A day after declaring a digital dollar a “high priority project,” Federal Reserve Chairman Jerome Powell said this will be “an important year” for the creation of a U.S. central bank digital currency.
Speaking before the House Financial Services Committee on Feb. 24, Powell said 2021 “is going to be the year that we engage with the public pretty actively” on the digital dollar project. He added that there are still significant technical challenges to be met, as well as major policy decisions to be made, before the U.S. decides if it wants to create a digital dollar.
This still leaves the U.S. far behind other economic powerhouses when it comes to the creation of a digital currency (CBDC).

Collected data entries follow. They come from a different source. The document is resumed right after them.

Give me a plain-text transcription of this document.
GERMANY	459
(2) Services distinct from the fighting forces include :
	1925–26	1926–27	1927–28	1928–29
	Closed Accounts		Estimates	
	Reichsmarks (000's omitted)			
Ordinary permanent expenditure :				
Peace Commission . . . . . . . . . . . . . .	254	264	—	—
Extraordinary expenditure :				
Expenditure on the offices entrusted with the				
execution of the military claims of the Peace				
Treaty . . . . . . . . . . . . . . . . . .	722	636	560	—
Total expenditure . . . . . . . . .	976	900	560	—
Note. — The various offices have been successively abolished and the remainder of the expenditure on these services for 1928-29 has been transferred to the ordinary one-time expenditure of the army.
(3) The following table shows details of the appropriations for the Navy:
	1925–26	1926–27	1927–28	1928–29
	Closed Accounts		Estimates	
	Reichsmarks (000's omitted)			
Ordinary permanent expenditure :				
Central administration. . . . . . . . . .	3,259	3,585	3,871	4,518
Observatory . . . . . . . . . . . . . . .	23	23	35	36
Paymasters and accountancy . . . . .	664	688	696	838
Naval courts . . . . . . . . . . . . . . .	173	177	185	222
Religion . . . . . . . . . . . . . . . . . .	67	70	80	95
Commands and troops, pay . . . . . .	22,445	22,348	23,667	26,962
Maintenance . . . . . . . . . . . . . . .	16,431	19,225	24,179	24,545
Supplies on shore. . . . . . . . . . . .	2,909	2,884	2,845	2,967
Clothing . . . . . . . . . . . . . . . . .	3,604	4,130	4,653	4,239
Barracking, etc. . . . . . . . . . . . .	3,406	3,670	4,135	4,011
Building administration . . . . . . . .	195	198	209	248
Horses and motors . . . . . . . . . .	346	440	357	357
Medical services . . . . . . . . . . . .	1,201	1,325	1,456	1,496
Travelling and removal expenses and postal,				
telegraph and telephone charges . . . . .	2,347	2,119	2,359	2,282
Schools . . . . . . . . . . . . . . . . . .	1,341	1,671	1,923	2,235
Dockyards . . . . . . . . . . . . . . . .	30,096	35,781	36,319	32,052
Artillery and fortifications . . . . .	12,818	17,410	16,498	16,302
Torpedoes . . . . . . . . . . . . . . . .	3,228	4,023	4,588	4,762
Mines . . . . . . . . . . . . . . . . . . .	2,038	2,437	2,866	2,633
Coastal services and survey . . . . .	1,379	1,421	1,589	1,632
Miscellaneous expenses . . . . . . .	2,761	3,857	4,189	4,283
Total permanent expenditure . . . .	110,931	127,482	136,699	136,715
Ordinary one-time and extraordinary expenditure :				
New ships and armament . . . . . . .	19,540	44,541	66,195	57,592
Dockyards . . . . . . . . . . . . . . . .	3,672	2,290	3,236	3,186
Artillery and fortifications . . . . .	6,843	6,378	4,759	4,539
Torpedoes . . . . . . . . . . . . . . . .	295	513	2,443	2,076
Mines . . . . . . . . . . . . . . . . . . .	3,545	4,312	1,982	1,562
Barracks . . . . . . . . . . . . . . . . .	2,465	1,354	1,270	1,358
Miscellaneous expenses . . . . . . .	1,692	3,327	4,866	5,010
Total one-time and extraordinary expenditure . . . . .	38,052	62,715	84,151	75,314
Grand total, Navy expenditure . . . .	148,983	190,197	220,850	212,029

China’s digital yuan is not only fully approved, it is far along in the testing process, having been used by tens of thousands of citizens in lotteries held in several major cities in which merchants were ready to accept the digital currency. And just today, the governor of the Reserve Bank of India said the central bank is “very much in the game” in getting ready to launch a central bank digital currency.
In November, European Central Bank President Christine Lagarde said she had “a hunch” that a digital euro would be coming in two to four years.
Powell’s tune has changed dramatically over the past two years. In November 2019, he called a digital dollar pointless, adding that the country did not need a digital currency. By October 2020, he was saying, “it’s more important for the United States to get [a digital dollar] right than it is to be first, given the dollar’s important role globally.”
That changed again on Tuesday, Feb. 23, when he said during a Senate Banking Committee hearing that the Fed is “looking carefully, very carefully, at the question of whether we should issue a digital dollar,” according to Forbes.
Treasury Secretary Janet Yellen kicked off this week’s digital dollar theme on Monday, telling attendees of the Dealbook/DC Policy Project that it could mean “faster, safer and cheaper payments.” But, she also expressed serious concerns about a CBDC’s impact on banks, financial stability, and money laundering.